Berlin – „Die Mindestmengenregelungen müssen zum Schutz der Patienten dringend auf weitere stationäre Leistungen ausgeweitet werden. Neben dem Hüftgelenkersatz sind dies beispielsweise Schilddrüsen- und Brustkrebsoperationen oder auch die Geburtshilfe.“ Das hat Martin Litsch, Vorstandsvorsitzender des AOK-Bundesverbandes, bei der Vorstellung des „Krankenhausreport 2017“ gefordert. Ihn stellten der Verband und das Wissenschaftliche Institut der AOK (WIdO) vor kurzem vor.
Nur für sieben komplexe Leistungsbereiche gebe es bislang gesetzliche Mindestmengenregelungen, darunter Nierentransplantationen, Knieendoprothesen-Operationen sowie die Versorgung von Frühchen, monierte Litsch. Dabei würden Wissenschaftler und Fachgesellschaften weitergehende Mindestmengenregelungen empfehlen. Sie bezögen sich beispielsweise auf den Hüftgelenkersatz bei Arthrose, für den sich der Zusammenhang zwischen der Behandlungshäufigkeit und dem Behandlungsergebnis besonders deutlich zeige.
134.000 AOK-Patienten erhielten demnach in den Jahren 2012 bis 2014 in 1.064 Krankenhäusern bei Arthrose ein neues Hüftgelenk. In einem Fünftel der Kliniken, so die Pressemitteilung der AOK, fanden maximal 38 Operationen pro Jahr statt. Das Risiko für eine erneute Hüftoperation binnen Jahresfrist sei für Patienten dieser Häuser mehr als doppelt so hoch gewesen wie für die Patienten, die in dem Fünftel der Kliniken mit den höchsten Fallzahlen operiert wurden. In solchen Zentren fanden 211 oder mehr planbare Hüft-OPs statt.
Prof. Bauer sieht ebenfalls Lücken
„Wir brauchen Transparenz darüber, welche Kliniken die Mindestmengen nicht einhalten“, so Litsch weiter. Prof. Dr. Hartwig Bauer, ehemaliger Generalsekretär der Deutschen Gesellschaft für Chirurgie, sieht weitere Lücken: „Den positiven Zusammenhang zwischen Behandlungshäufigkeit und -ergebnis gibt es nicht nur auf Klinikebene, sondern auch bei der Spezialisierung des Chirurgen selbst“, sagte er. Seine Erfahrung zeige sich in kürzeren Operationszeiten und damit geringeren Komplikationsraten. Doch dieses Wissen werde in Deutschland nicht umgesetzt.

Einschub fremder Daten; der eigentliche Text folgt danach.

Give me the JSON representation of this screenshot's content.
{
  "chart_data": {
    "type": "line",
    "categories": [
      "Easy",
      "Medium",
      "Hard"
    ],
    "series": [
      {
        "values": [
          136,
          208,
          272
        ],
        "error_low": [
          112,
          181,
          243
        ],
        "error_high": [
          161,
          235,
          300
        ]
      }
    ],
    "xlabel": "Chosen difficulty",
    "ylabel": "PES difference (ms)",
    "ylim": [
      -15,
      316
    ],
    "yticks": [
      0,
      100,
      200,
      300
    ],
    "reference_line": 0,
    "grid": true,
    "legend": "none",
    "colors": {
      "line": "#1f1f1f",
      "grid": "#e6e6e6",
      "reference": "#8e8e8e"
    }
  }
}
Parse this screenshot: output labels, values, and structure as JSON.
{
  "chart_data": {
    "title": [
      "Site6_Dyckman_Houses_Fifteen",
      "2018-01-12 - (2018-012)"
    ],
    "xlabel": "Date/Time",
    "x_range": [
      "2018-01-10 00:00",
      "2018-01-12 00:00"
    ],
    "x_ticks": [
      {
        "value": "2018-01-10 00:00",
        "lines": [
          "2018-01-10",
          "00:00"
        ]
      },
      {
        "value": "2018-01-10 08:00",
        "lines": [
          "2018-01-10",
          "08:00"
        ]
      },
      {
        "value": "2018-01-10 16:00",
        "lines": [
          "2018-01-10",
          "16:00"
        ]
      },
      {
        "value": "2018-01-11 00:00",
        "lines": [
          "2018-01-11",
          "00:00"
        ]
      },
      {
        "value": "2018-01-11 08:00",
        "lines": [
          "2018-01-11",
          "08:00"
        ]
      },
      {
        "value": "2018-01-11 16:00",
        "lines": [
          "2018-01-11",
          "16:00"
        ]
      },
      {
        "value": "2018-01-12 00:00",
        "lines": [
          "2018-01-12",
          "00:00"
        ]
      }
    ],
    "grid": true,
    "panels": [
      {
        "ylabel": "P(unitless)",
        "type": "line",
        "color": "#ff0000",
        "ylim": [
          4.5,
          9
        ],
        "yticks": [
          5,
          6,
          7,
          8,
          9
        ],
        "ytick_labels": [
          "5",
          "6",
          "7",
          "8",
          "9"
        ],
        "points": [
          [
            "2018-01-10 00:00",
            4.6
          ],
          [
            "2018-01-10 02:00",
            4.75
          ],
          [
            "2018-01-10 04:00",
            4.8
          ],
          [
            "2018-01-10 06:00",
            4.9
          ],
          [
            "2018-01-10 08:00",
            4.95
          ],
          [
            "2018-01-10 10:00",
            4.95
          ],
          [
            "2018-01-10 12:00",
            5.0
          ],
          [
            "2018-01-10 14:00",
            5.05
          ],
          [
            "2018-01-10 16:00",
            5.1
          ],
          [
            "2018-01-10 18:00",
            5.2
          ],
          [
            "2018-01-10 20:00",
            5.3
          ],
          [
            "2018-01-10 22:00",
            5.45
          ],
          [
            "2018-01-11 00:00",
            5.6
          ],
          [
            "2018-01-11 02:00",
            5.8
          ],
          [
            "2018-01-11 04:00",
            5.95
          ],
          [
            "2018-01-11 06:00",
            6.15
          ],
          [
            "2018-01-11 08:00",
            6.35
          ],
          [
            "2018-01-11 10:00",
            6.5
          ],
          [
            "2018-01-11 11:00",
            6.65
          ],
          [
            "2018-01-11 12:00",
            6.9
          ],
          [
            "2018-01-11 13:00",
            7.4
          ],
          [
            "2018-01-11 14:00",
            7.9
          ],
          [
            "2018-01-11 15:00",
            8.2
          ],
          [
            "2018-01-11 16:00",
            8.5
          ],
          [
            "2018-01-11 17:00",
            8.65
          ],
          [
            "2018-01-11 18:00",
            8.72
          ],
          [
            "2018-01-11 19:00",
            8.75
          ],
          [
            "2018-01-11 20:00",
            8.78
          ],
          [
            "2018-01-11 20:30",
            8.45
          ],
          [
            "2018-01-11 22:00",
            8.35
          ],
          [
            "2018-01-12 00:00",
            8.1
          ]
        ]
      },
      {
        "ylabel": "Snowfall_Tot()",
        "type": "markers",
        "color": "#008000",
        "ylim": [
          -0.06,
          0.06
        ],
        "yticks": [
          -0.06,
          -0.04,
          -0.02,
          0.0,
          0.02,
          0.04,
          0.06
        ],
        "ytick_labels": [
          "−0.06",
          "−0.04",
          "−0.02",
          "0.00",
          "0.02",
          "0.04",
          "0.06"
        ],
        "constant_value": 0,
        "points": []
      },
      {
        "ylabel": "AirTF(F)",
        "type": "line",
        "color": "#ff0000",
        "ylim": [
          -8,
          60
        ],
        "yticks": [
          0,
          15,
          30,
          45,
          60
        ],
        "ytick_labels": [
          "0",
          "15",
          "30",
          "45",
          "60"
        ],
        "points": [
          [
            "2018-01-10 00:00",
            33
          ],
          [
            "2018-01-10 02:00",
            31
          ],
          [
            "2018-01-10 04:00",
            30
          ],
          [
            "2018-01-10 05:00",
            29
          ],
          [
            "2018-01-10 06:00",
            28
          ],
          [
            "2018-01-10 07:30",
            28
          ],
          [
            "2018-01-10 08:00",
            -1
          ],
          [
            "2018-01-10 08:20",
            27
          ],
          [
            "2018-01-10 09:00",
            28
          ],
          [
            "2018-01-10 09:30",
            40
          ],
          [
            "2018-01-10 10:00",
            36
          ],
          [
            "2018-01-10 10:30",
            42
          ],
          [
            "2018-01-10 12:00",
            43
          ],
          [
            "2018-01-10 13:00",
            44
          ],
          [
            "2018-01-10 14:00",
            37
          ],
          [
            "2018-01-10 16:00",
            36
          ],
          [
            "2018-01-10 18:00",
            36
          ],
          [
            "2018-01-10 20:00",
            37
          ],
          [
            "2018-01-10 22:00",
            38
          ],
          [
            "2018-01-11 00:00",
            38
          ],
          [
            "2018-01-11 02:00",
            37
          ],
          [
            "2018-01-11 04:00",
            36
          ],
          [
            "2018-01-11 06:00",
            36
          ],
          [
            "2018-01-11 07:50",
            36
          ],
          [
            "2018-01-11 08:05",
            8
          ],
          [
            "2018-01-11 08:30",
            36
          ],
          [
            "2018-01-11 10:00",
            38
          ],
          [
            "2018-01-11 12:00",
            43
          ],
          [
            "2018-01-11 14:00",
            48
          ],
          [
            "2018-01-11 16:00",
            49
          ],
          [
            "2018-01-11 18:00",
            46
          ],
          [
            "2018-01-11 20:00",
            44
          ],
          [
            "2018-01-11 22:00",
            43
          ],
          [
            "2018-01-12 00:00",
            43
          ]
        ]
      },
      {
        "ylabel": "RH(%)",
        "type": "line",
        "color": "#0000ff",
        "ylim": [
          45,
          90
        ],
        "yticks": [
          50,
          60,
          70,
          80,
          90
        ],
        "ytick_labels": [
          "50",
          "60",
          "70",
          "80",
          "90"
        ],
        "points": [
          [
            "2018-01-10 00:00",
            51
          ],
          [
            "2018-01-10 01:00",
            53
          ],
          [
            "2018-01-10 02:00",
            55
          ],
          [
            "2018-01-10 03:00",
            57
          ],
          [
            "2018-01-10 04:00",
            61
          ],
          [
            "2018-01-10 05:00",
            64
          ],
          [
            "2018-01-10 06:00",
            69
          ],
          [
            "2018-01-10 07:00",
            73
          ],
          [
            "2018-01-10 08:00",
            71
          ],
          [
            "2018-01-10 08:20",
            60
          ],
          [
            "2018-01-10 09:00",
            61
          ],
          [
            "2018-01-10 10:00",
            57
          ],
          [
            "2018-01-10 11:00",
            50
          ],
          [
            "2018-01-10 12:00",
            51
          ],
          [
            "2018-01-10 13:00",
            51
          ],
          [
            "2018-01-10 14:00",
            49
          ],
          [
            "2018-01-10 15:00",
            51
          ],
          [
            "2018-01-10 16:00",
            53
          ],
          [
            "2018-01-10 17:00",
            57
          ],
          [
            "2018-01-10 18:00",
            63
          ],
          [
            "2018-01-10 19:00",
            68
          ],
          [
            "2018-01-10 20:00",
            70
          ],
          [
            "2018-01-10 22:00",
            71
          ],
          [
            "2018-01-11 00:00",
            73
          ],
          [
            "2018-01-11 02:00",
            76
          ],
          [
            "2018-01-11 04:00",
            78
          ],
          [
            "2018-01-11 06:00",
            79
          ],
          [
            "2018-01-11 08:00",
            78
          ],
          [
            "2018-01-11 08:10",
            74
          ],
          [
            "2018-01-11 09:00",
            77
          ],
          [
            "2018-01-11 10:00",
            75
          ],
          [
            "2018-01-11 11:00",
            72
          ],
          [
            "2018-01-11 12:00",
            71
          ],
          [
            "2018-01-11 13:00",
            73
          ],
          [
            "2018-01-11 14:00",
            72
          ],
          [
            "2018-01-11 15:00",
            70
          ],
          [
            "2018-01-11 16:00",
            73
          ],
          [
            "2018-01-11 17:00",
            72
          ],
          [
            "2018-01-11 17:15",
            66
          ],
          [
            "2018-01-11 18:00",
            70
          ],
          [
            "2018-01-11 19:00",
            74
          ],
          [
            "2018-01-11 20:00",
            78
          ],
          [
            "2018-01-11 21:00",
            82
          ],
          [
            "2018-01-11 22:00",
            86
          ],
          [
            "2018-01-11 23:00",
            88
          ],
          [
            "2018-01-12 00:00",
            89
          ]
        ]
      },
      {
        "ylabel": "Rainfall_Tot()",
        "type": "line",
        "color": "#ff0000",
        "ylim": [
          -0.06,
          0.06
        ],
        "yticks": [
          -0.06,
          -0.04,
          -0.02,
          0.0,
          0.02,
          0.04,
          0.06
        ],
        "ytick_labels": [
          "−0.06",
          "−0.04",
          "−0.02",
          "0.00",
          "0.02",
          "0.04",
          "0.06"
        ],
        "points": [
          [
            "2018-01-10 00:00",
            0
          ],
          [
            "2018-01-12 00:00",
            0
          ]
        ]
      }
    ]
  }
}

Der AOK-Bundesverband setzt sich seit Jahren für schärfere Mindestmengenregelungen ein. Bereits 2014 hatte er gefordert, im Rahmen der Qualitätssicherung Zentren stärker zu berücksichtigen als Häuser mit kleinen OP-Zahlen. Die Deutsche Gesellschaft für Orthopädie und Unfallchirurgie hatte damals erklärt, sie berücksichtige viele im damaligen Report angesprochene Zusammenhänge bei ihren Maßnahmen der Qualitätssicherung. Beispielhaft verwies sie auf das Endoprothesenregister Deutschland sowie das Zertifizierungssystem Endocert mit der Etablierung von Schwerpunktzentren.
DRG-Kürzungen erschweren Arbeit von spezialisierten Kliniken
Der BVOU weist darauf hin, dass im Kontext der Forderung nach einer Ausweitung von Mindestmengen die seit Januar 2017 geltende pauschale Absenkung von DRG-Erlösen bei endoprothetischen Eingriffen kontraproduktiv bis schädlich ist.
Denn diese dirigistische Maßnahme trifft gerade die hochspezialisierten Fachkliniken für Orthopädie und Unfallchirurgie mit hoher Expertise und Fallzahl empfindlich. Die von der AOK kritisierten Häuser mit niedriger Endoprothetik-Fallzahl und höherem Revisionsrisiko können die Verluste aus den DRG-Kürzungen durch Umschichtung ihres Portfolios hingegen leichter kompensieren.
Insofern fordert der BVOU von der politischen Ebene ein konzertiertes und abgestimmtes Signal für mehr Qualität in der Versorgung und den Verzicht auf dirigistische Pauschalmaßnahmen.